# Just Sold the 2 828s



## chaulky45 (Jan 23, 2014)

Just sold my 2 828 Yamahas, had a old school guy here today wanted them real bad, he already has 2 older 624 yamahas, and few 828's ,but the 828 yamahas he has he modified the engines, took stock ones off and put a 13hp engine on one and the other one he put a 15hp engine on it, you should here and see that thing throw the snow, the engines came from princess auto, people say they are no good but he had no trouble with them they are honda knock off engines made by Powerfist, he's going to take the 2 yamahas and put 15 hps on them , hes an old school Yamaha collector so with a bit of convincing me and the dollar amout he offered they were gone in a flash, told me to bring my new egg beater 624 yamaha to him and he would put a 13hp on for me, lol


----------



## nwcove (Mar 2, 2015)

omg ! swapping real yammi engines for those other ones !!! thats just wrong ! now if they had b&s or techs originally, that would be ok. lol :roll3yes:


----------



## mobiledynamics (Nov 21, 2014)

Part of the whole ~blue envy~ is their block


----------



## db9938 (Nov 17, 2013)

If the engines were terminal, then I might understand the swap. But a running machine...?


----------



## nwcove (Mar 2, 2015)

mobiledynamics said:


> Part of the whole ~blue envy~ is their block


 ^^yep ! 

chaulky, why dont ya buy some of those surplus yammi engines and bring one or four here to N.S when ya come to visit your sister !! i think a yamaha powered vintage ariens would have a very unique cool factor !


----------



## chaulky45 (Jan 23, 2014)

nwcove said:


> ^^yep !
> 
> chaulky, why dont ya buy some of those surplus yammi engines and bring one or four here to N.S when ya come to visit your sister !! i think a yamaha powered vintage ariens would have a very unique cool factor !

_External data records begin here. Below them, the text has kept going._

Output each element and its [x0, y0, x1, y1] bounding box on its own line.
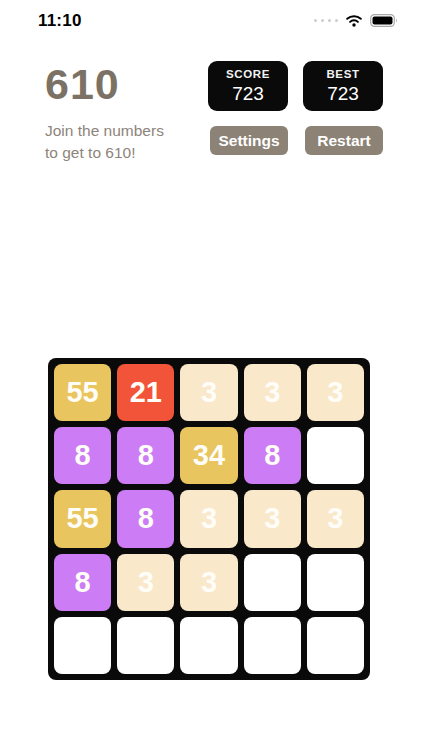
wifi-icon [345, 14, 363, 27]
status-bar: 11:10 [0, 0, 422, 44]
empty-cell-r4c5 [307, 554, 364, 611]
tile-r3c1-55: 55 [54, 490, 111, 547]
empty-cell-r5c3 [180, 617, 237, 674]
empty-cell-r2c5 [307, 427, 364, 484]
score-box: SCORE 723 [208, 61, 288, 111]
tile-r1c3-3: 3 [180, 364, 237, 421]
tile-r3c5-3: 3 [307, 490, 364, 547]
empty-cell-r5c5 [307, 617, 364, 674]
subtitle-line-1: Join the numbers [45, 120, 164, 142]
tile-r2c4-8: 8 [244, 427, 301, 484]
score-label: SCORE [226, 68, 270, 80]
tile-r2c3-34: 34 [180, 427, 237, 484]
restart-button[interactable]: Restart [305, 126, 383, 155]
cellular-signal-icon [314, 19, 339, 23]
best-label: BEST [326, 68, 359, 80]
app-screen: 11:10 610 Join the numbers to get to 610… [0, 0, 422, 750]
settings-button[interactable]: Settings [210, 126, 288, 155]
tile-r2c2-8: 8 [117, 427, 174, 484]
tile-r2c1-8: 8 [54, 427, 111, 484]
tile-r1c5-3: 3 [307, 364, 364, 421]
tile-r3c3-3: 3 [180, 490, 237, 547]
tile-r1c1-55: 55 [54, 364, 111, 421]
game-board[interactable]: 552133388348558333833 [48, 358, 370, 680]
subtitle: Join the numbers to get to 610! [45, 120, 164, 164]
tile-r3c2-8: 8 [117, 490, 174, 547]
tile-r1c4-3: 3 [244, 364, 301, 421]
empty-cell-r5c1 [54, 617, 111, 674]
page-title: 610 [45, 60, 120, 109]
empty-cell-r5c4 [244, 617, 301, 674]
status-time: 11:10 [38, 11, 82, 31]
tile-r1c2-21: 21 [117, 364, 174, 421]
tile-r4c3-3: 3 [180, 554, 237, 611]
status-icons [314, 14, 399, 27]
best-value: 723 [327, 83, 359, 105]
tile-r3c4-3: 3 [244, 490, 301, 547]
battery-icon [370, 14, 398, 27]
score-value: 723 [232, 83, 264, 105]
empty-cell-r4c4 [244, 554, 301, 611]
tile-r4c1-8: 8 [54, 554, 111, 611]
subtitle-line-2: to get to 610! [45, 142, 164, 164]
best-box: BEST 723 [303, 61, 383, 111]
tile-r4c2-3: 3 [117, 554, 174, 611]
empty-cell-r5c2 [117, 617, 174, 674]
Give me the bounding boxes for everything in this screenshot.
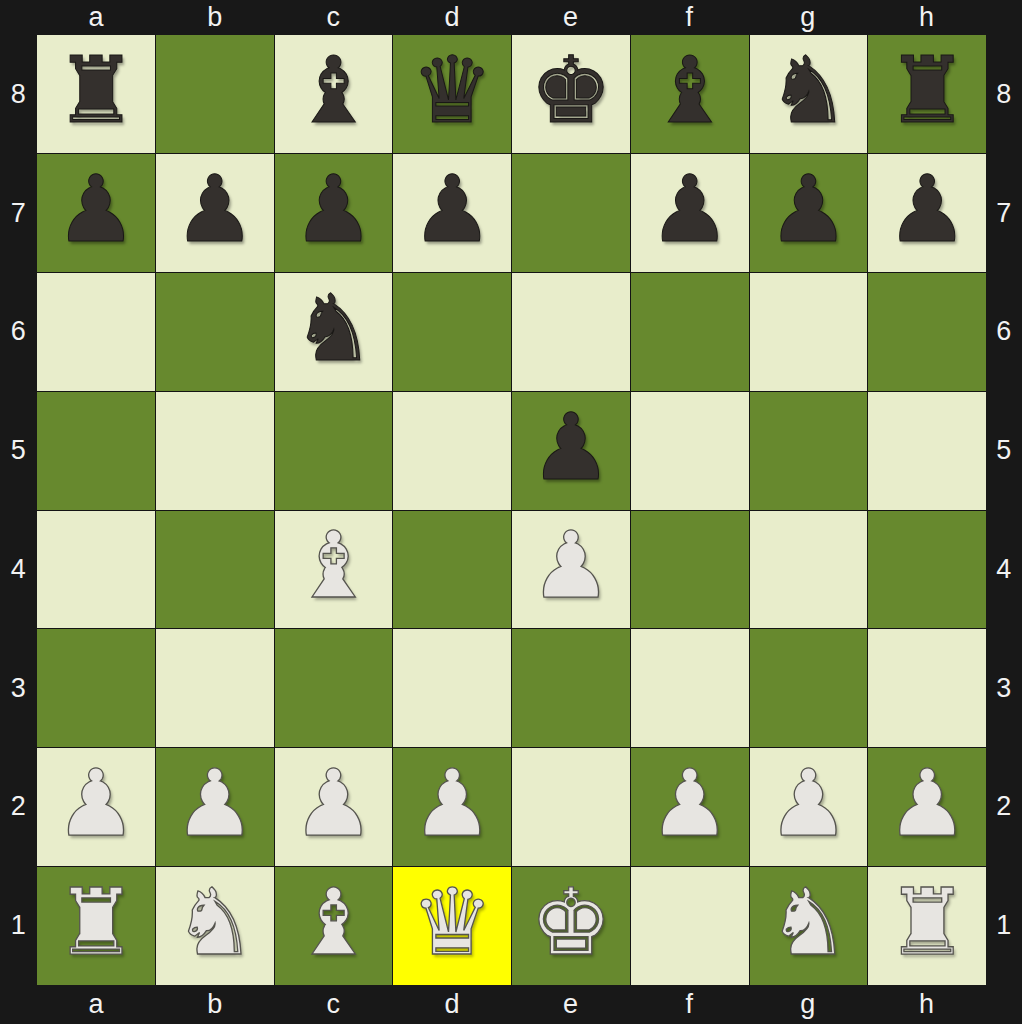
square-b7[interactable]: ♟	[156, 154, 274, 272]
square-h7[interactable]: ♟	[868, 154, 986, 272]
square-a5[interactable]	[37, 392, 155, 510]
square-g2[interactable]: ♟	[750, 748, 868, 866]
square-c1[interactable]: ♝	[275, 867, 393, 985]
file-label-c: c	[274, 0, 393, 35]
square-a3[interactable]	[37, 629, 155, 747]
square-d8[interactable]: ♛	[393, 35, 511, 153]
square-h4[interactable]	[868, 511, 986, 629]
file-label-c: c	[274, 985, 393, 1024]
rank-label-1: 1	[986, 866, 1022, 985]
white-pawn-g2[interactable]: ♟	[767, 758, 849, 850]
square-b2[interactable]: ♟	[156, 748, 274, 866]
file-label-b: b	[156, 0, 275, 35]
file-label-f: f	[630, 985, 749, 1024]
square-f7[interactable]: ♟	[631, 154, 749, 272]
square-d1[interactable]: ♛	[393, 867, 511, 985]
square-f8[interactable]: ♝	[631, 35, 749, 153]
file-label-h: h	[867, 985, 986, 1024]
file-label-f: f	[630, 0, 749, 35]
rank-labels-right: 87654321	[986, 35, 1022, 985]
square-f3[interactable]	[631, 629, 749, 747]
rank-label-5: 5	[0, 391, 37, 510]
square-c6[interactable]: ♞	[275, 273, 393, 391]
square-c5[interactable]	[275, 392, 393, 510]
square-c7[interactable]: ♟	[275, 154, 393, 272]
black-knight-g8[interactable]: ♞	[767, 45, 849, 137]
square-f4[interactable]	[631, 511, 749, 629]
white-rook-h1[interactable]: ♜	[886, 877, 968, 969]
square-d2[interactable]: ♟	[393, 748, 511, 866]
file-label-e: e	[512, 985, 631, 1024]
black-bishop-f8[interactable]: ♝	[648, 45, 730, 137]
square-b1[interactable]: ♞	[156, 867, 274, 985]
file-labels-bottom: abcdefgh	[37, 985, 986, 1024]
rank-label-4: 4	[0, 510, 37, 629]
square-a4[interactable]	[37, 511, 155, 629]
chess-board[interactable]: ♜♝♛♚♝♞♜♟♟♟♟♟♟♟♞♟♝♟♟♟♟♟♟♟♟♜♞♝♛♚♞♜	[37, 35, 986, 985]
rank-label-2: 2	[0, 748, 37, 867]
file-label-g: g	[749, 985, 868, 1024]
square-e3[interactable]	[512, 629, 630, 747]
white-knight-b1[interactable]: ♞	[173, 877, 255, 969]
black-bishop-c8[interactable]: ♝	[292, 45, 374, 137]
rank-label-2: 2	[986, 748, 1022, 867]
square-h8[interactable]: ♜	[868, 35, 986, 153]
square-g6[interactable]	[750, 273, 868, 391]
chess-board-frame: abcdefgh 87654321 ♜♝♛♚♝♞♜♟♟♟♟♟♟♟♞♟♝♟♟♟♟♟…	[0, 0, 1022, 1024]
square-b8[interactable]	[156, 35, 274, 153]
square-e8[interactable]: ♚	[512, 35, 630, 153]
white-pawn-b2[interactable]: ♟	[173, 758, 255, 850]
rank-label-8: 8	[0, 35, 37, 154]
file-labels-top: abcdefgh	[37, 0, 986, 35]
black-rook-a8[interactable]: ♜	[55, 45, 137, 137]
rank-label-3: 3	[986, 629, 1022, 748]
square-a6[interactable]	[37, 273, 155, 391]
square-b4[interactable]	[156, 511, 274, 629]
white-pawn-a2[interactable]: ♟	[55, 758, 137, 850]
square-e6[interactable]	[512, 273, 630, 391]
rank-label-6: 6	[0, 273, 37, 392]
square-h1[interactable]: ♜	[868, 867, 986, 985]
file-label-b: b	[156, 985, 275, 1024]
file-label-a: a	[37, 985, 156, 1024]
square-a1[interactable]: ♜	[37, 867, 155, 985]
square-c8[interactable]: ♝	[275, 35, 393, 153]
white-bishop-c1[interactable]: ♝	[292, 877, 374, 969]
file-label-h: h	[867, 0, 986, 35]
white-queen-d1[interactable]: ♛	[411, 877, 493, 969]
file-label-d: d	[393, 985, 512, 1024]
white-pawn-c2[interactable]: ♟	[292, 758, 374, 850]
white-king-e1[interactable]: ♚	[530, 877, 612, 969]
square-e7[interactable]	[512, 154, 630, 272]
rank-label-7: 7	[0, 154, 37, 273]
file-label-e: e	[512, 0, 631, 35]
rank-label-6: 6	[986, 273, 1022, 392]
black-pawn-h7[interactable]: ♟	[886, 164, 968, 256]
square-e4[interactable]: ♟	[512, 511, 630, 629]
square-g1[interactable]: ♞	[750, 867, 868, 985]
square-e2[interactable]	[512, 748, 630, 866]
black-pawn-e5[interactable]: ♟	[530, 402, 612, 494]
square-h6[interactable]	[868, 273, 986, 391]
square-h3[interactable]	[868, 629, 986, 747]
square-f2[interactable]: ♟	[631, 748, 749, 866]
square-b6[interactable]	[156, 273, 274, 391]
square-d7[interactable]: ♟	[393, 154, 511, 272]
square-g3[interactable]	[750, 629, 868, 747]
black-pawn-d7[interactable]: ♟	[411, 164, 493, 256]
square-a7[interactable]: ♟	[37, 154, 155, 272]
black-knight-c6[interactable]: ♞	[292, 283, 374, 375]
white-pawn-f2[interactable]: ♟	[648, 758, 730, 850]
white-bishop-c4[interactable]: ♝	[292, 520, 374, 612]
square-c3[interactable]	[275, 629, 393, 747]
square-g7[interactable]: ♟	[750, 154, 868, 272]
square-d6[interactable]	[393, 273, 511, 391]
file-label-a: a	[37, 0, 156, 35]
rank-label-4: 4	[986, 510, 1022, 629]
square-h5[interactable]	[868, 392, 986, 510]
square-b3[interactable]	[156, 629, 274, 747]
square-a8[interactable]: ♜	[37, 35, 155, 153]
square-g8[interactable]: ♞	[750, 35, 868, 153]
rank-label-8: 8	[986, 35, 1022, 154]
white-pawn-d2[interactable]: ♟	[411, 758, 493, 850]
rank-label-3: 3	[0, 629, 37, 748]
file-label-d: d	[393, 0, 512, 35]
square-b5[interactable]	[156, 392, 274, 510]
square-e1[interactable]: ♚	[512, 867, 630, 985]
rank-label-1: 1	[0, 866, 37, 985]
rank-label-5: 5	[986, 391, 1022, 510]
square-a2[interactable]: ♟	[37, 748, 155, 866]
square-d5[interactable]	[393, 392, 511, 510]
square-f6[interactable]	[631, 273, 749, 391]
square-c4[interactable]: ♝	[275, 511, 393, 629]
white-knight-g1[interactable]: ♞	[767, 877, 849, 969]
square-f1[interactable]	[631, 867, 749, 985]
black-rook-h8[interactable]: ♜	[886, 45, 968, 137]
black-king-e8[interactable]: ♚	[530, 45, 612, 137]
square-d4[interactable]	[393, 511, 511, 629]
black-queen-d8[interactable]: ♛	[411, 45, 493, 137]
white-pawn-e4[interactable]: ♟	[530, 520, 612, 612]
black-pawn-c7[interactable]: ♟	[292, 164, 374, 256]
black-pawn-f7[interactable]: ♟	[648, 164, 730, 256]
black-pawn-b7[interactable]: ♟	[173, 164, 255, 256]
black-pawn-g7[interactable]: ♟	[767, 164, 849, 256]
file-label-g: g	[749, 0, 868, 35]
rank-labels-left: 87654321	[0, 35, 37, 985]
white-pawn-h2[interactable]: ♟	[886, 758, 968, 850]
square-e5[interactable]: ♟	[512, 392, 630, 510]
square-d3[interactable]	[393, 629, 511, 747]
white-rook-a1[interactable]: ♜	[55, 877, 137, 969]
square-g5[interactable]	[750, 392, 868, 510]
black-pawn-a7[interactable]: ♟	[55, 164, 137, 256]
square-f5[interactable]	[631, 392, 749, 510]
rank-label-7: 7	[986, 154, 1022, 273]
square-c2[interactable]: ♟	[275, 748, 393, 866]
square-g4[interactable]	[750, 511, 868, 629]
square-h2[interactable]: ♟	[868, 748, 986, 866]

YES LOL I will keep an eye out for the engines lol


----------



## nwcove (Mar 2, 2015)

PLZ do !!! i would trade 5 chondas for one real yammi !


----------



## snowworks (Dec 16, 2015)

So those Yamaha guy really to hoard them!! LOL
I thought also that the motor was the prize. Really the whole machine was what was worth having.. 
Each there own..


----------



## Coby7 (Nov 6, 2014)

Don't suppose he slows down too much at EODs. Wonder what the weakest link is when you up the power like that. He must be going through shear pins like crazy!!!


----------